A ’67 Corvette with a little rust underneath; a ’72 F100 left out too exposed to the Summer heat; a worn deck on a house up for sale; an old bike you backed into; all they need is a new coat of glossy paint and they will look as good as new.
At least to everybody else they will look that way. You will still know the real story that is hidden underneath. Glossy paint makes everything look good. That was the concept presented recently in our family devotion time through a chapter in the book Claiming Christ.

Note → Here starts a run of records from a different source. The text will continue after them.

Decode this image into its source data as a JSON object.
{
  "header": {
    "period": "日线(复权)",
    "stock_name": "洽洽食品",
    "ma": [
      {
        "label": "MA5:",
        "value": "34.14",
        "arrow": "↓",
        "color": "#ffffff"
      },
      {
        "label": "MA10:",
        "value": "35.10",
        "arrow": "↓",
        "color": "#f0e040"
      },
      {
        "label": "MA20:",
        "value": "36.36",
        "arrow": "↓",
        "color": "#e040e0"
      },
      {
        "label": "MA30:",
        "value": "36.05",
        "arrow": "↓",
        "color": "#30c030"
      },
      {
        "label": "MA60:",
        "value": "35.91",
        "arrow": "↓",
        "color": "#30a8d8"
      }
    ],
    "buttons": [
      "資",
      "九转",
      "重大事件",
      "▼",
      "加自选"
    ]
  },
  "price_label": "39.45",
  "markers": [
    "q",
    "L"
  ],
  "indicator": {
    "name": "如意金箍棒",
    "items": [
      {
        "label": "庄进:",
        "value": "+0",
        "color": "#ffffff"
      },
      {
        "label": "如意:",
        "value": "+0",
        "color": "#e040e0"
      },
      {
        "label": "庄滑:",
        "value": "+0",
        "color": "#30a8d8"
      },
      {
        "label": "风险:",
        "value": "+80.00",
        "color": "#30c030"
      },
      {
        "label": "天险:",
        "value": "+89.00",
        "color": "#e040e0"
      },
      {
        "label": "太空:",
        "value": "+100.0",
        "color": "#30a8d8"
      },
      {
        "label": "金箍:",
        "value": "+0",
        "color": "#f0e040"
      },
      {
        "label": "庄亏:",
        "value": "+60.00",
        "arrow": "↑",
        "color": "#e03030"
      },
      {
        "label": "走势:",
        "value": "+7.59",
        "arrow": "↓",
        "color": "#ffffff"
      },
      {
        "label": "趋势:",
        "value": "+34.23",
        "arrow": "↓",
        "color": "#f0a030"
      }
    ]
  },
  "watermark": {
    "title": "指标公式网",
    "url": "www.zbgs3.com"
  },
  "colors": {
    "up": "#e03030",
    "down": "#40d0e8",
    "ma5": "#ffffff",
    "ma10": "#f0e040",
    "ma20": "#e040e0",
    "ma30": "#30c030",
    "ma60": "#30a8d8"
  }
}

It seems that humans all have a natural tendency to gloss over known issues. We are natural born painters. We all have an inclination to decorate ourselves, our wrinkles, our ideas, our cravings, our addictions, and pretty much anything else that we want to present well to others, even though we know the real thing. For many, this truth is simply proved by making a sudden inspection of their bedroom, or garage, or TV viewing habits.
It is so culturally expected that everyone operate this way, that it tends to stand out whenever someone avoids the gloss and presents themselves or their thoughts without all the common fanfare. It is also shocking whenever a Christian identifies something that violates God as sin. Everything around us tends to scream abuse at calling abuse what it is: abuse.
Even within apparent Christian circles, it is not very PC (politically correct) to suggest that some action that clearly undermines scriptural expectations might not be appropriate. The pressure is to suppress such cautions in favor of “getting along”. Those who call a spade a spade are often attacked (not always just verbally) with a spade. People prefer to bury anything that makes anyone uncomfortable, especially if it appears to limit our independent free choice.
The opposition, to calling things as they are, will even go so far as to attempt to quote scripture, like “do not judge, lest you be judged”, but of course, like all false teachers, they will avoid quoting the full text, which in this case states, “then go and confront your brother” after checking the “mote” in your own eye. Even Satan tried to quote scripture to Jesus to tempt him to sin against God, but he had no intention of speaking truth.
“and although they know the ordinance of God, that those who practice such things are worthy of death, they not only do the same, but also give hearty approval to those who practice them” (Rom 1:32).
And so, if that is our natural tendency, then what are you doing with that brush in your hand? Are you painting over your blemishes and glossing over the sinfulness in your friends, or are you willing to take on the hard work of striving to repair the broken parts before layering on the final color?